Selectboard weighs in on Bristol pit

BRISTOL — In a heated meeting of the Bristol selectboard on Monday night, residents on both sides of a contentious gravel pit debate pressed selectmen to make their opinion known as the proposed Lathrop gravel pit heads toward an Act 250 hearing in late June.
In the end, selectboard members voiced their personal opinions about the proposed pit that has divided residents of the town for more than a half-decade, but left the meeting uncertain about how best to weigh in as an official party in the upcoming hearing.
Bristol resident Jim Lathrop has been seeking permission to build a gravel pit on his 65-acre parcel off Rounds Road since 2004, when he first applied for a conditional use permit.
Since then, though, the project has been waylaid at several turns: Though the town’s Zoning Board of Adjustment (ZBA) approved Lathrop’s 2004 applications, Bristol residents opposed to the pit appealed the decision to the state Environmental Court. Lathrop in 2007 filed a separate, modified application, but the ZBA rejected Lathrop’s request, a decision Lathrop in turn appealed.
Any decisions at the Environmental Court level have been postponed until a decision is made about the proposal’s status vis-à-vis the Act 250 land use law.
Residents at Monday’s meeting opposed to the pit urged the selectboard to take a strong stance against the pit in the upcoming Act 250 hearing, arguing that the board had an opportunity to speak up on behalf of residents who voted down the proposed town plan and extraction ordinance at Town Meeting Day.
In fact, those votes weren’t even close.
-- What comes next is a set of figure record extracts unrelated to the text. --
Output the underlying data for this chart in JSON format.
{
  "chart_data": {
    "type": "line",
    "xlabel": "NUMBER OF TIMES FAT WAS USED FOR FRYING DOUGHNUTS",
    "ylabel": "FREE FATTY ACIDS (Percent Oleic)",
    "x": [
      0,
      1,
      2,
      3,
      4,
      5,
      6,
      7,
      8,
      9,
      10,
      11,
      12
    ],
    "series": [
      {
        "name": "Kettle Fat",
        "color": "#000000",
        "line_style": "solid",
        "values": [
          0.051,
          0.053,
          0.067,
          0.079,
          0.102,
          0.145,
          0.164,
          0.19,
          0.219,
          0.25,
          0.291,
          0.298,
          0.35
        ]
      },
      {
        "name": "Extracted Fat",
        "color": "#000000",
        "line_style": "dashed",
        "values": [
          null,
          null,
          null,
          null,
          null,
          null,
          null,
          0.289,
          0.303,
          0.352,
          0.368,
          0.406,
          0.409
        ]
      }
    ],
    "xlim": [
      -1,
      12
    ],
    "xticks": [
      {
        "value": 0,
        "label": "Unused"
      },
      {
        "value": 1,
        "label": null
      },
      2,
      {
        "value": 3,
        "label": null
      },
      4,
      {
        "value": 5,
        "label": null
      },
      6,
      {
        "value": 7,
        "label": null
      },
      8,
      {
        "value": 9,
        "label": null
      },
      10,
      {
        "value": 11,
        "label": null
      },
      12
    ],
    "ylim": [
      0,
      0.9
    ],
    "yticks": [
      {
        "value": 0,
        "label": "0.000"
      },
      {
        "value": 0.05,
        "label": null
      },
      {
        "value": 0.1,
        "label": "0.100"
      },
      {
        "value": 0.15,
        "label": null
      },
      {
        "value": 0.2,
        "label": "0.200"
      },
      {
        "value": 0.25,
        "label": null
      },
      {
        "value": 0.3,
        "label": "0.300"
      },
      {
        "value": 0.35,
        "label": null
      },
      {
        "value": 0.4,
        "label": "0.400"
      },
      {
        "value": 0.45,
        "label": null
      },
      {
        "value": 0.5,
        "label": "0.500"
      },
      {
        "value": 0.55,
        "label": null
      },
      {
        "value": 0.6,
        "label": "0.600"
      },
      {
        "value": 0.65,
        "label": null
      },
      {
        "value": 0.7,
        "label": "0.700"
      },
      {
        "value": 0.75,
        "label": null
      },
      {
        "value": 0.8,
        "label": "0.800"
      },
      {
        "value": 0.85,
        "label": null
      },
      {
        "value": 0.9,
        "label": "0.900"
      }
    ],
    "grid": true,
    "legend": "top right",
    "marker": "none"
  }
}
The town plan was defeated 598-364 and the ordinance proposal went down 627-349, with voter turnout much higher than usual.
Many residents in town believe the votes reflected a majority opinion that the proposed Lathrop pit would allow extraction too close to the core downtown. 
In a draft letter to the Act 250 commission hearing the Lathrop case, the board commented on a few of the Act 250 criteria, saying the pit could detract from the town’s scenic beauty and board members made known their preferences about traffic patterns if the pit is approved. The letter also made note of the Town Meeting Day vote, and the widely held view that the majority of Bristol voters did not want to see gravel extraction near the village center.
According to some residents, the letter didn’t go far enough.
“We need to have you folks step up to make a choice,” said Bristol resident Andy Jackson. “(This is) quite honestly a very mild response.” 
Meanwhile, proponents of the pit argued Monday that the town vote shouldn’t be used as evidence of how Bristol feels about gravel mining. Diane Heffernan pointed to an ad in the Addison Independent paid for by the group Smart Growth for Bristol shortly before Town Meeting Day. The ad, she said, relied on fear mongering and “scare tactics” to confuse voters about what the upcoming vote really meant.
Lathrop argued that the selectboard shouldn’t add to the debate.
“Act 250 is coming next, and it’s going to be decided by a non-biased, professional board from the state of Vermont,” Lathrop said. “They will sort out the facts.”
Individually, members of the selectboard came down on different sides of the issue. Selectman Carol Wells said she thought the board should take a more forceful view to represent the will of the voters, saying she had great respect for the democratic process.
Meanwhile, Selectman Peeker Heffernan said he was concerned that the debate about the pit had been twisted from the beginning, and that in his opinion the pit wouldn’t be completely detrimental to Bristol. He said the results of the Town Meeting Day vote couldn’t be solely linked to the Lathrop pit, because both the proposed town plan and extraction ordinance were large documents with many moving pieces.
Selectboard chair Alan Huizenga, like Heffernan, said he believed the pit might not be bad for Bristol. He pointed out that Act 250 rules are strict, and that he expected the site would be highly regulated.
Meanwhile, Selectman Joel Bouvier advocated for a fair and balanced approach.
“This has divided Bristol right in two,” Bouvier said. “I think the letter just states the facts. It doesn’t say our opinion. We all have one.”
He likened the Act 250 process to acting as an umpire at a ball game, and said it was time for a group outside of Bristol to weigh the case and make a decision. On that count, Selectman Sharon Compagna agreed.
Not everyone at the meeting felt similarly. Bruz Brown urged the board to consider making a stronger response.
“There are times when as a board that you need to stand up and be counted and on behalf of the citizens of Bristol take as strong a stand as you can,” he said. “I’m not sure that your letter did that.”